We've highlighted it a few times… But the QUICKSINK missile system is 🔥 🔥 🔥
— U.S. Air Force (@usairforce) October 5, 2022
Think about it: a barrage of these babies coming at an enemy’s integrated air defense systems, overwhelming them with sheer numbers.
It’s a strategy tailor-made for adversaries with sophisticated defenses, like China’s People’s Liberation Army (PLA) Air Force and Navy in the western Pacific.
Overcoming Production Challenges
A Center for Strategic and International Studies (CSIS) report nails it on the head: expecting Russia to run out of missiles is unrealistic.

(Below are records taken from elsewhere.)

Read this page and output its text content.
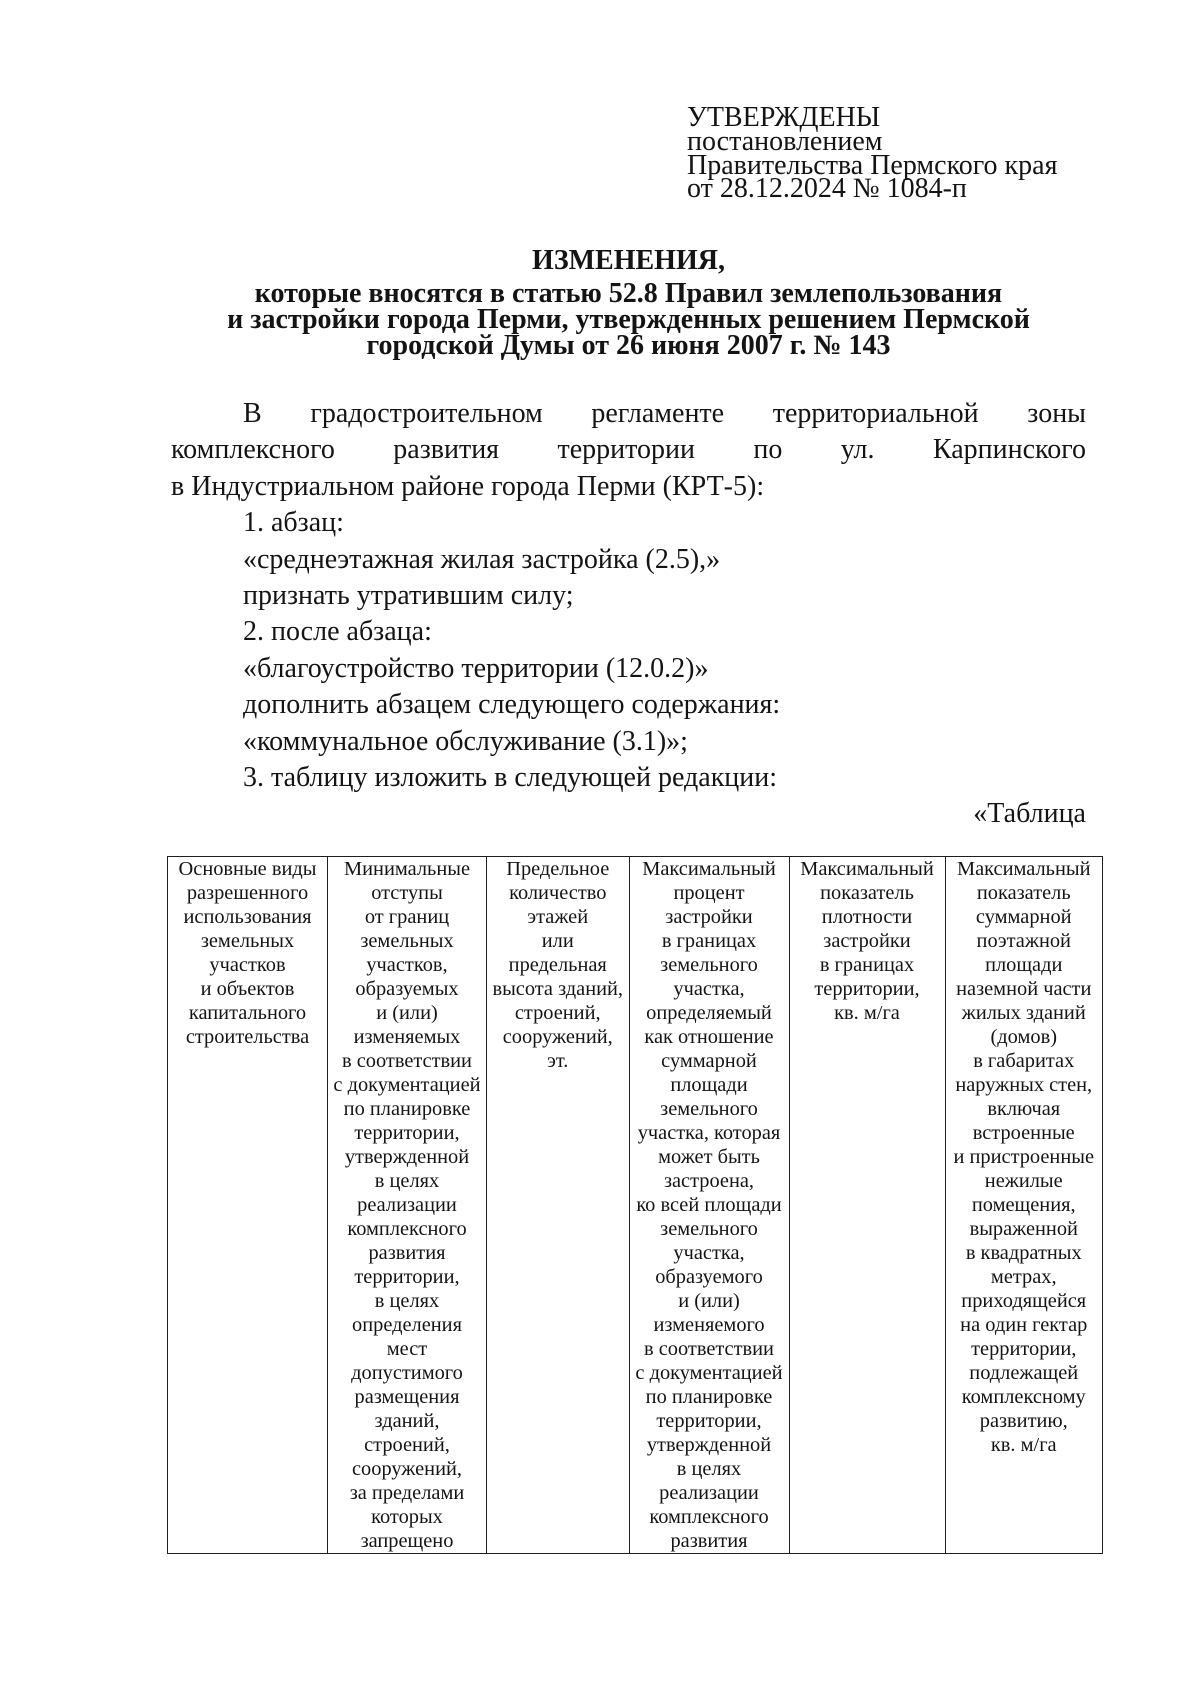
УТВЕРЖДЕНЫ
постановлением
Правительства Пермского края
от 28.12.2024 № 1084-п
ИЗМЕНЕНИЯ,
которые вносятся в статью 52.8 Правил землепользования
и застройки города Перми, утвержденных решением Пермской
городской Думы от 26 июня 2007 г. № 143
В градостроительном регламенте территориальной зоны
комплексного развития территории по ул. Карпинского
в Индустриальном районе города Перми (КРТ-5):
1. абзац:
«среднеэтажная жилая застройка (2.5),»
признать утратившим силу;
2. после абзаца:
«благоустройство территории (12.0.2)»
дополнить абзацем следующего содержания:
«коммунальное обслуживание (3.1)»;
3. таблицу изложить в следующей редакции:
«Таблица
Основные виды
разрешенного
использования
земельных
участков
и объектов
капитального
строительства

Минимальные
отступы
от границ
земельных
участков,
образуемых
и (или)
изменяемых
в соответствии
с документацией
по планировке
территории,
утвержденной
в целях
реализации
комплексного
развития
территории,
в целях
определения
мест
допустимого
размещения
зданий,
строений,
сооружений,
за пределами
которых
запрещено

Предельное
количество
этажей
или
предельная
высота зданий,
строений,
сооружений,
эт.

Максимальный
процент
застройки
в границах
земельного
участка,
определяемый
как отношение
суммарной
площади
земельного
участка, которая
может быть
застроена,
ко всей площади
земельного
участка,
образуемого
и (или)
изменяемого
в соответствии
с документацией
по планировке
территории,
утвержденной
в целях
реализации
комплексного
развития

Максимальный
показатель
плотности
застройки
в границах
территории,
кв. м/га

Максимальный
показатель
суммарной
поэтажной
площади
наземной части
жилых зданий
(домов)
в габаритах
наружных стен,
включая
встроенные
и пристроенные
нежилые
помещения,
выраженной
в квадратных
метрах,
приходящейся
на один гектар
территории,
подлежащей
комплексному
развитию,
кв. м/га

That, despite the world throwing sanctions and export controls at them, they’re still cranking out high-end hardware.
“Russia’s continued strike campaign in 2023 has made one thing quite clear: it is unrealistic to expect Russia to ever ‘run out’ of missiles,” CSIS stated in its June 2023 report.
“Despite sanctions and export controls, it appears likely that Russia will be able to produce or otherwise acquire the long-range strike capacity necessary to inflict significant damage upon Ukraine’s people, economy, and military.”
Yes, the Ukrainian forces keep pulling through these bombardments – its air defenses effectively deflect the damaging Russian assaults – but, “nevertheless,” the report continues, the latter aggressor “has continued trying to identify gaps and seams to exploit to gain an advantage.”
The US Air Force has been onto this for a while, especially with China in the rearview mirror.
The trick isn’t just making something fancy; it’s about making something effective that we can produce en masse and deploy where it counts.
Envisioning the Future
Picture this: cruise missiles pre-loaded with coordinates, launched in a synchronized dance of destruction from all angles.
These aren’t your top-shelf, do-it-all missiles. They’re more like the grunts of the missile world – simple, reliable, and overwhelming in numbers.
The strategy? A mix of these salvos with precision air-to-ground strikes and air dominance sorties.
The US Air Force’s pivot to low-cost cruise missiles is more than just a reaction to current events; it’s a strategic masterstroke.
This move addresses the immediate challenges seen in Ukraine and sets the stage for dealing with heavy-hitters like Russia and China.
As the wheels of technology and warfare keep turning, the push for cost-effective, scalable weaponry becomes crucial.
It’s not just about keeping up; it’s about staying ahead, ensuring our military superiority, and keeping our nation and its allies safe and sound.